The financial situation for undergrads still teeters on the incredulous. Means-tested maintenance loans continue to wrongly assume all parents can (or will) pick up the deficit, maintenance grants have been scrapped altogether and interest rates on student loan repayments continue to rise. Supplementary part-time work is now as much a part of university life as any other module.
There is, of course, a great deal to be said for holding down a job throughout university; students stand to acquire invaluable work experience, economic independence and strong organisational skills, all of which can translate to improved prospects when combined with part-time study. Nonetheless, juggling hefty workloads with employment draws focus away from highly demanding courses, and has previously been linked to lower grades. Some universities are so aware of the potential impact they do not even permit their students to take on additional paid work. And so the undergrad conundrum continues.

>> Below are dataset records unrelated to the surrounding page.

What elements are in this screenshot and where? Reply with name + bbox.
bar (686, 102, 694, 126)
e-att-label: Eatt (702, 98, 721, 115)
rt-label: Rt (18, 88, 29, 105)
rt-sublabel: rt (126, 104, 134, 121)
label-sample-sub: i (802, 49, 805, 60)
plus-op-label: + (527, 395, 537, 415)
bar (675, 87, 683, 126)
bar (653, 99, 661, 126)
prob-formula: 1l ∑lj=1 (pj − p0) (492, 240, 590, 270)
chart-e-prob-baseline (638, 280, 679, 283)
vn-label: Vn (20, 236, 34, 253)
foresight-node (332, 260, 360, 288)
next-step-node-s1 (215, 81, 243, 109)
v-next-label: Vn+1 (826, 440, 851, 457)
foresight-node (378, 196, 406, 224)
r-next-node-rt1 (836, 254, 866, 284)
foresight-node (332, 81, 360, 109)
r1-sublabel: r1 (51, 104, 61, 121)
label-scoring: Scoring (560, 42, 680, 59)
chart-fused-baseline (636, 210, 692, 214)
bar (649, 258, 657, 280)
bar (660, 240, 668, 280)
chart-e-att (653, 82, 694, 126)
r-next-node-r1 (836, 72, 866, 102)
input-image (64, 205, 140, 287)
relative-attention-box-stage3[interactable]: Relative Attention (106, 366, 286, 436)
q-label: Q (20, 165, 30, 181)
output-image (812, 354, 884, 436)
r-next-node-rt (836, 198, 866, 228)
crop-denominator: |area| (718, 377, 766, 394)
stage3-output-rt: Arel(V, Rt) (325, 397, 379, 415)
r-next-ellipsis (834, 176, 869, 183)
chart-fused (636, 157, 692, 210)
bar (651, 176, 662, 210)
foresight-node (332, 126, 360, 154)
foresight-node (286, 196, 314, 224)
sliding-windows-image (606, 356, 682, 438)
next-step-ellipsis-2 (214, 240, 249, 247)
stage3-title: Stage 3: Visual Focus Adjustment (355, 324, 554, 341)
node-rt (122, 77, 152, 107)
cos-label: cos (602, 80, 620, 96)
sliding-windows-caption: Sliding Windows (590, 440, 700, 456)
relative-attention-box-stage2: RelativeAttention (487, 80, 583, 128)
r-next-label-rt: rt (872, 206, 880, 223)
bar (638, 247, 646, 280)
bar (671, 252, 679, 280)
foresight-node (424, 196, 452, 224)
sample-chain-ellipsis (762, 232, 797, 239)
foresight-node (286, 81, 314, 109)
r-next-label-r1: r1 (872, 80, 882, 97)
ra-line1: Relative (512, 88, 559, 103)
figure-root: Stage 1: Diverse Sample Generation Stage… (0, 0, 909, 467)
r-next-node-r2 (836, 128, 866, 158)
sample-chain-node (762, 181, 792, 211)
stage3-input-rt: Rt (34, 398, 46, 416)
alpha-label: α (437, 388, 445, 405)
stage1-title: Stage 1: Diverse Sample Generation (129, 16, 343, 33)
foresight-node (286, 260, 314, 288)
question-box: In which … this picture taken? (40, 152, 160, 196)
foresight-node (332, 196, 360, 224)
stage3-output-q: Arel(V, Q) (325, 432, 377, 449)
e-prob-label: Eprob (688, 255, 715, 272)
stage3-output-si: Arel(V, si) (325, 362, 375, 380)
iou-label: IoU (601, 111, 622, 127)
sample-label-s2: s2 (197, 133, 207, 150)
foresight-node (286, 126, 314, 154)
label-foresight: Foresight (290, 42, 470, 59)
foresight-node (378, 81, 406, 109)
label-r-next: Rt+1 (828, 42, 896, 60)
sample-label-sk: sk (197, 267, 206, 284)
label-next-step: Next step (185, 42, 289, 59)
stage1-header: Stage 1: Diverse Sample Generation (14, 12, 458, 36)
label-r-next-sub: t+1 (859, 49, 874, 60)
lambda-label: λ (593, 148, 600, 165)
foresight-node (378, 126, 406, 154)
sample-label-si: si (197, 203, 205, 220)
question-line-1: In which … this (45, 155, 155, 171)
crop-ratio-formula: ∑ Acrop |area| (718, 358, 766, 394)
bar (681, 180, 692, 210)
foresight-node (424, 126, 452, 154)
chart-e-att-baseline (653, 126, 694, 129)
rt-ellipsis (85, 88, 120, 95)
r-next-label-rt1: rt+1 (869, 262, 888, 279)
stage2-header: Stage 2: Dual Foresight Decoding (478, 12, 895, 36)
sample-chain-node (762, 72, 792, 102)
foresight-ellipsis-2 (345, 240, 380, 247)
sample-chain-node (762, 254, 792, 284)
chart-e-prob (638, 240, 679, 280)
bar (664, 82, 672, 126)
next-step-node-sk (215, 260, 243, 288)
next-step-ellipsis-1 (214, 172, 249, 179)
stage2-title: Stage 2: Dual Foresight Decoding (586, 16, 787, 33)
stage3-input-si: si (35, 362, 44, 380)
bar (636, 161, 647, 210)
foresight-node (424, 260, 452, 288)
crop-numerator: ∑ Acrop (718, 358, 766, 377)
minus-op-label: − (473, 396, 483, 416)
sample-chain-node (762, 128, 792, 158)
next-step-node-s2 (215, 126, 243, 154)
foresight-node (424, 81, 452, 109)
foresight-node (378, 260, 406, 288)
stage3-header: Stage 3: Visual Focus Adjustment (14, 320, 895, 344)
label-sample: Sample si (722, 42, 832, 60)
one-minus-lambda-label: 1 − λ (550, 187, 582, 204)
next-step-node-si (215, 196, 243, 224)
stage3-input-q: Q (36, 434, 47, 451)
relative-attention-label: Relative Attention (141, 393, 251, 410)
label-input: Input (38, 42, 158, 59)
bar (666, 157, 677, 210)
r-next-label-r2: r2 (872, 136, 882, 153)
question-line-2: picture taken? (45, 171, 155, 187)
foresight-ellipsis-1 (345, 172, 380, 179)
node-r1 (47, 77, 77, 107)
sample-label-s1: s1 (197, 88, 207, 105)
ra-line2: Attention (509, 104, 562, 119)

Once upon a time the government’s inability to relieve such financial adversities would have been explained away with a tired ‘magic money tree’ rhetoric. Not this time. Given the substantial losses the government is willing to sacrifice for this new scheme – an additional estimated £2bn a year – there is clearly money to spare. Foliage may not be blooming ten pound notes, but it is being sprouted from somewhere. Why, then, are additional funds being swept past the sea of drowning students and deposited into the pockets of those already on a full-time wage?
Under the new system middle earning graduates will find themselves around £30 better off each month. A pleasant little sum, but one which, like income tax, national insurance, pension, and council tax, was always just another fistful of cash that slipped out before we even noticed it should be there. The student loan repayment simply formed another part of an inaccessible gross wage, and had the added psychological benefit of symbolising a modest attempt to repay what was owed. Yes, graduates will have a small amount of extra disposable income each month (though if they are earning enough to make repayments at all it will be a small amount compared to their salary), but the overall debt will now feel larger and more impossible to chip away at.

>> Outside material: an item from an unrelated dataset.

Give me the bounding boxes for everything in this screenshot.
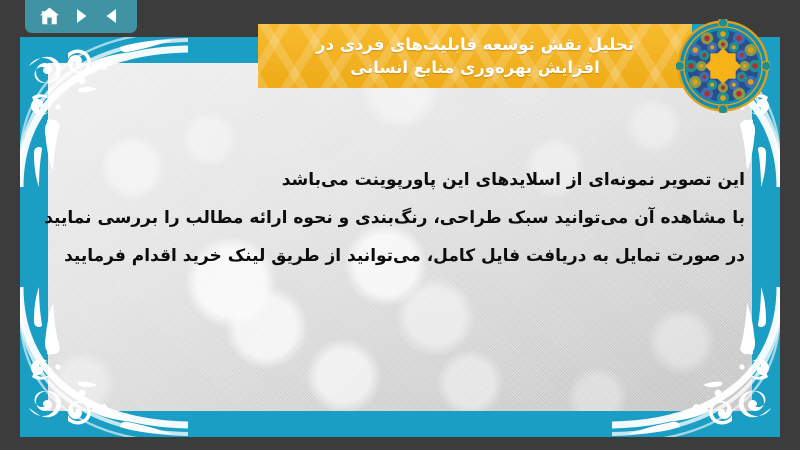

In comparison, undergraduates – who also grapple with the cost of accommodation, travel, textbooks, meals, phone bills and other living costs – have to get by with little to no external income at all. Both graduates and undergraduates are victims of a system that has not been kind to them. Both are deserving of economic help, but not, it could be argued, equally. When it comes to government funding, it is often a matter of degree. To support those who are stretched is to ignore those who are desperate. It is, somewhat crassly, the economic equivalent of saving a fishbowl from a flooded house.
None of this implies the move is any less of a win for students; indeed, many campaigned extensively for it after the government broke its promise to increase the repayments threshold with average earnings. And yet, the extra support seems rather misplaced. Instead of a much needed bump in bottom-tier maintenance loans or grants that bring higher education to the poor, all that has been secured is a slight pay rise for graduates.